Un cyclone a touché Tahiti, la base navale est inondée

    mardi 13 octobre 2015

    La base navale de Fare Ute a hier été le théâtre de Cyclonex, un exercice annuel qui doit permettre de préparer au risque cyclonique l’ensemble des forces armées en Polynésie française (FAPF). Chaque année, le scénario est différent et se traduit de deux façons : une phase pratique et une phase plus théorique au sein d’un poste de commandement (PC) de crise. Hier, le scénario impliquait un cyclone en approche de Tahiti qui devait la frapper à 2 heures du matin.
    Pour se préparer de façon pratique, le personnel de la base a passé en revue son matériel et ses équipes de déblaiement, secourisme et réparation ; a immergé son dock flottant de réparation afin d’y abriter le Jasmin et deux bateaux-citernes ; et a arrimé le Révi de sorte  qu’il soit bien sécurisé et ne tape pas le quai.

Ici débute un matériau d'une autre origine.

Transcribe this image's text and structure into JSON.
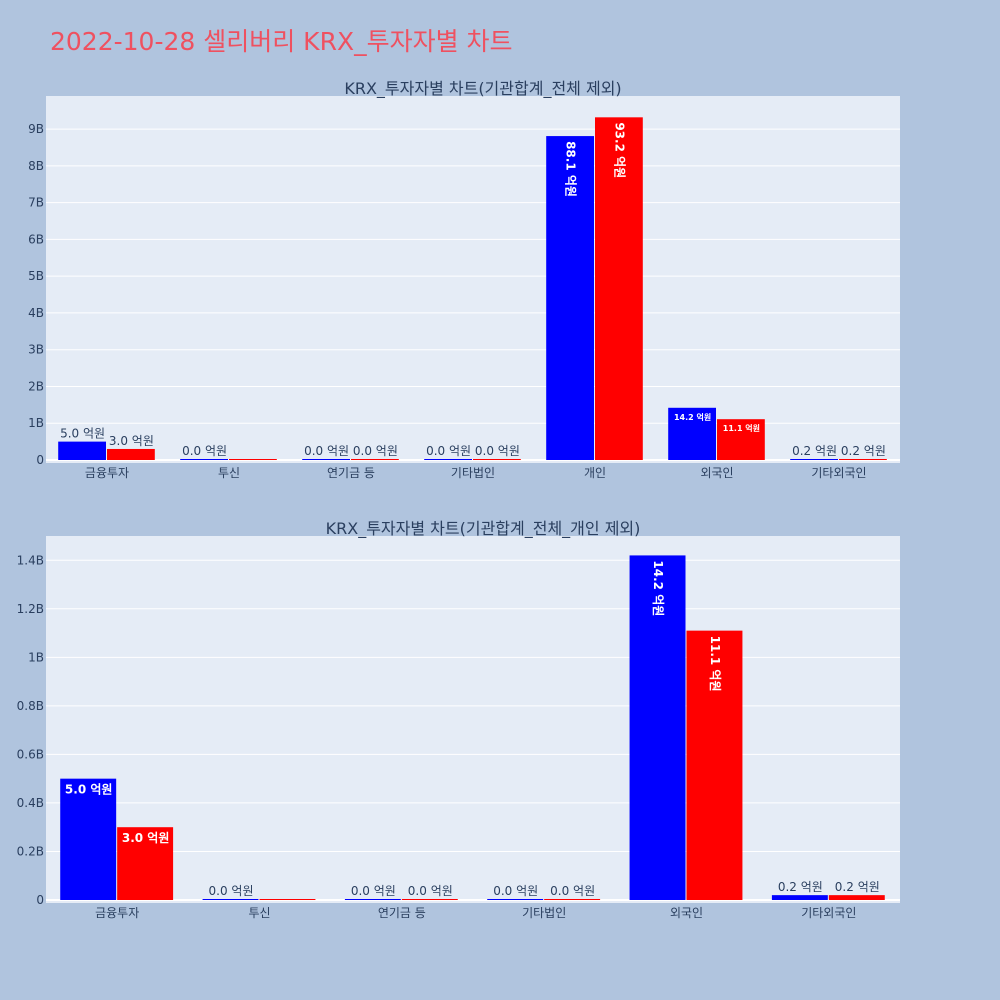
{
  "page": {
    "title": "2022-10-28 셀리버리 KRX_투자자별 차트"
  },
  "colors": {
    "buy": "#0000ff",
    "sell": "#ff0000",
    "background": "#b0c4de",
    "plot_background": "#e5ecf6",
    "title": "#ef5160"
  },
  "chart_data": [
    {
      "type": "bar",
      "title": "KRX_투자자별 차트(기관합계_전체 제외)",
      "categories": [
        "금융투자",
        "투신",
        "연기금 등",
        "기타법인",
        "개인",
        "외국인",
        "기타외국인"
      ],
      "series": [
        {
          "color": "#0000ff",
          "values": [
            500000000,
            0,
            0,
            0,
            8810000000,
            1420000000,
            20000000
          ],
          "labels": [
            "5.0 억원",
            "0.0 억원",
            "0.0 억원",
            "0.0 억원",
            "88.1 억원",
            "14.2 억원",
            "0.2 억원"
          ]
        },
        {
          "color": "#ff0000",
          "values": [
            300000000,
            0,
            0,
            0,
            9320000000,
            1110000000,
            20000000
          ],
          "labels": [
            "3.0 억원",
            "",
            "0.0 억원",
            "0.0 억원",
            "93.2 억원",
            "11.1 억원",
            "0.2 억원"
          ]
        }
      ],
      "ylim": [
        0,
        9900000000
      ],
      "yticks": [
        0,
        1000000000,
        2000000000,
        3000000000,
        4000000000,
        5000000000,
        6000000000,
        7000000000,
        8000000000,
        9000000000
      ],
      "ytick_labels": [
        "0",
        "1B",
        "2B",
        "3B",
        "4B",
        "5B",
        "6B",
        "7B",
        "8B",
        "9B"
      ],
      "grid": true,
      "legend": "none"
    },
    {
      "type": "bar",
      "title": "KRX_투자자별 차트(기관합계_전체_개인 제외)",
      "categories": [
        "금융투자",
        "투신",
        "연기금 등",
        "기타법인",
        "외국인",
        "기타외국인"
      ],
      "series": [
        {
          "color": "#0000ff",
          "values": [
            500000000,
            0,
            0,
            0,
            1420000000,
            20000000
          ],
          "labels": [
            "5.0 억원",
            "0.0 억원",
            "0.0 억원",
            "0.0 억원",
            "14.2 억원",
            "0.2 억원"
          ]
        },
        {
          "color": "#ff0000",
          "values": [
            300000000,
            0,
            0,
            0,
            1110000000,
            20000000
          ],
          "labels": [
            "3.0 억원",
            "",
            "0.0 억원",
            "0.0 억원",
            "11.1 억원",
            "0.2 억원"
          ]
        }
      ],
      "ylim": [
        0,
        1500000000
      ],
      "yticks": [
        0,
        200000000,
        400000000,
        600000000,
        800000000,
        1000000000,
        1200000000,
        1400000000
      ],
      "ytick_labels": [
        "0",
        "0.2B",
        "0.4B",
        "0.6B",
        "0.8B",
        "1B",
        "1.2B",
        "1.4B"
      ],
      "grid": true,
      "legend": "none"
    }
  ]
}
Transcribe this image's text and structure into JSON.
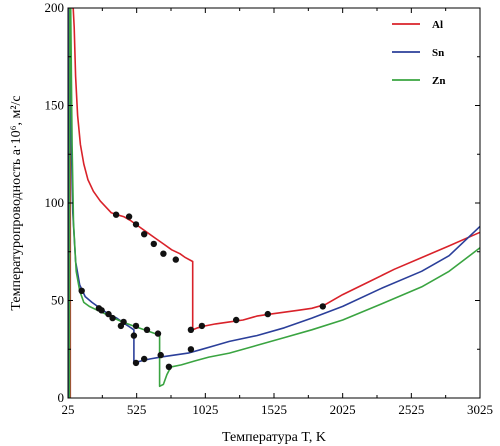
{
  "chart_data": {
    "type": "line",
    "xlabel": "Температура T, K",
    "ylabel": "Температуропроводность a·10⁶, м²/с",
    "xlim": [
      25,
      3025
    ],
    "ylim": [
      0,
      200
    ],
    "x_ticks": [
      "25",
      "525",
      "1025",
      "1525",
      "2025",
      "2525",
      "3025"
    ],
    "y_ticks": [
      "0",
      "50",
      "100",
      "150",
      "200"
    ],
    "grid": false,
    "legend_position": "top-right",
    "series": [
      {
        "name": "Al",
        "color": "#d9222a",
        "line": [
          [
            25,
            0
          ],
          [
            42,
            0
          ],
          [
            42,
            95
          ],
          [
            43,
            200
          ],
          [
            63,
            200
          ],
          [
            70,
            190
          ],
          [
            80,
            165
          ],
          [
            95,
            145
          ],
          [
            115,
            130
          ],
          [
            140,
            120
          ],
          [
            170,
            112
          ],
          [
            210,
            106
          ],
          [
            260,
            101
          ],
          [
            300,
            98
          ],
          [
            340,
            95
          ],
          [
            380,
            94
          ],
          [
            430,
            93
          ],
          [
            480,
            91
          ],
          [
            540,
            88
          ],
          [
            600,
            85
          ],
          [
            660,
            82
          ],
          [
            720,
            79
          ],
          [
            780,
            76
          ],
          [
            840,
            74
          ],
          [
            880,
            72
          ],
          [
            933,
            70
          ],
          [
            933,
            35
          ],
          [
            970,
            36
          ],
          [
            1025,
            37
          ],
          [
            1100,
            38
          ],
          [
            1200,
            39
          ],
          [
            1300,
            40
          ],
          [
            1400,
            42
          ],
          [
            1500,
            43
          ],
          [
            1600,
            44
          ],
          [
            1700,
            45
          ],
          [
            1800,
            46
          ],
          [
            1900,
            48
          ],
          [
            2025,
            53
          ],
          [
            2200,
            59
          ],
          [
            2400,
            66
          ],
          [
            2600,
            72
          ],
          [
            2800,
            78
          ],
          [
            3025,
            85
          ]
        ],
        "points": [
          [
            375,
            94
          ],
          [
            470,
            93
          ],
          [
            520,
            89
          ],
          [
            580,
            84
          ],
          [
            650,
            79
          ],
          [
            720,
            74
          ],
          [
            810,
            71
          ],
          [
            920,
            35
          ],
          [
            1000,
            37
          ],
          [
            1250,
            40
          ],
          [
            1480,
            43
          ],
          [
            1880,
            47
          ]
        ]
      },
      {
        "name": "Sn",
        "color": "#2b3f9a",
        "line": [
          [
            25,
            0
          ],
          [
            34,
            0
          ],
          [
            34,
            70
          ],
          [
            35,
            200
          ],
          [
            41,
            200
          ],
          [
            50,
            130
          ],
          [
            60,
            95
          ],
          [
            80,
            70
          ],
          [
            110,
            58
          ],
          [
            150,
            52
          ],
          [
            200,
            49
          ],
          [
            260,
            46
          ],
          [
            320,
            43
          ],
          [
            380,
            41
          ],
          [
            440,
            38
          ],
          [
            505,
            35
          ],
          [
            505,
            18
          ],
          [
            560,
            19
          ],
          [
            620,
            20
          ],
          [
            700,
            21
          ],
          [
            800,
            22
          ],
          [
            900,
            23
          ],
          [
            1000,
            25
          ],
          [
            1100,
            27
          ],
          [
            1200,
            29
          ],
          [
            1400,
            32
          ],
          [
            1600,
            36
          ],
          [
            1800,
            41
          ],
          [
            2025,
            47
          ],
          [
            2300,
            56
          ],
          [
            2600,
            65
          ],
          [
            2800,
            73
          ],
          [
            3025,
            88
          ]
        ],
        "points": [
          [
            125,
            55
          ],
          [
            250,
            46
          ],
          [
            320,
            43
          ],
          [
            410,
            37
          ],
          [
            505,
            32
          ],
          [
            520,
            18
          ],
          [
            580,
            20
          ],
          [
            700,
            22
          ],
          [
            920,
            25
          ]
        ]
      },
      {
        "name": "Zn",
        "color": "#3aa441",
        "line": [
          [
            25,
            0
          ],
          [
            37,
            0
          ],
          [
            37,
            60
          ],
          [
            38,
            200
          ],
          [
            45,
            200
          ],
          [
            55,
            130
          ],
          [
            65,
            90
          ],
          [
            85,
            65
          ],
          [
            110,
            55
          ],
          [
            140,
            49
          ],
          [
            180,
            47
          ],
          [
            240,
            45
          ],
          [
            300,
            43
          ],
          [
            360,
            41
          ],
          [
            420,
            39
          ],
          [
            500,
            37
          ],
          [
            580,
            35
          ],
          [
            660,
            33
          ],
          [
            692,
            32
          ],
          [
            692,
            6
          ],
          [
            720,
            7
          ],
          [
            745,
            12
          ],
          [
            760,
            14
          ],
          [
            780,
            16
          ],
          [
            850,
            17
          ],
          [
            950,
            19
          ],
          [
            1050,
            21
          ],
          [
            1200,
            23
          ],
          [
            1400,
            27
          ],
          [
            1600,
            31
          ],
          [
            1800,
            35
          ],
          [
            2025,
            40
          ],
          [
            2300,
            48
          ],
          [
            2600,
            57
          ],
          [
            2800,
            65
          ],
          [
            3025,
            77
          ]
        ],
        "points": [
          [
            270,
            45
          ],
          [
            350,
            41
          ],
          [
            430,
            39
          ],
          [
            520,
            37
          ],
          [
            600,
            35
          ],
          [
            680,
            33
          ],
          [
            760,
            16
          ]
        ]
      }
    ]
  }
}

    Montée des eaux lagonaires

    Tout le reste n’a été que fiction. “Dans le scénario également, la base navale va être inondée par une montée des eaux lagonaires, explique le lieutenant de vaisseau Gwenael Gourgues, commandant adjoint des activités. Donc ça sous-tend une évacuation de l’ensemble du personnel de la base navale vers Sainte-Amélie. Demain (aujourd’hui, NDLR), ce sera la suite des événements. Le cyclone sera passé et toutes les équipes seront à l’œuvre sur le terrain pour déblayer et reconquérir la base navale en l’occurrence et faire une évaluation de l’ensemble des dégâts.”
    Le scénario étudié en PC de crise évoluera tout au long de la semaine pour préparer au mieux les FAPF à prendre les mesures de protection de leurs personnels et de leurs matériels face au risque cyclonique, mais également de vérifier leur aptitude à remplir leur mission d’assistance aux populations dans la phase de reconnaissance et de secours qui suit le passage d’un cyclone sur la Polynésie française. Cet exercice planifié doit permettre à chaque acteur de s’entraîner et de s’approprier son rôle en cas de crise. Cyclonex prendra fin vendredi. 

    V.H.

     

    En cas de cyclone, le dock flottant de la base navale, qui sert en temps normal aux réparations, devient un abri pour les bateaux les plus fragiles, comme le Jasmin, à la coque en plastique, et deux bateaux-citernes qui contiennent du gasoil pour l’un
    et de l’eau mazouteuse pour l’autre. “C’est une opération qui consiste dans un premier temps à immerger le dock, explique le capitaine de frégate Joffrey Guerry, commandant de la base navale. Cette opération dure environ une heure, ensuite nous avons encore besoin d’une à deux heures pour faire en sorte que les bateaux qu’on souhaite protéger du vent, des vagues, etc., soient bien amarrés à l’intérieur du dock.“

    “Pour un bateau, la meilleure des protections est de partir en mer, explique le maître principal Javourez, chef du service accueil portuaire de la base navale. Les bâtiments qui ne peuvent pas appareiller pour des aléas techniques sont mis en sécurité au sein de la base navale par un arrimage cyclonique. À ce moment, on le positionne de cette manière-là avec deux câbles pris sur la terre à l’avant et deux câbles pris sur les coffres d’amarrage derrière. Le bateau est ainsi sécurisé et ne pourra pas entrer en collision avec le quai.” La démonstration d’hier concernait le Révi. Et même si la plupart des 11 bâtiments seront envoyés en haute mer dans le cas d’un risque cyclonique avéré, la base navale est tout de même équipée pour arrimer ainsi tous ses bateaux.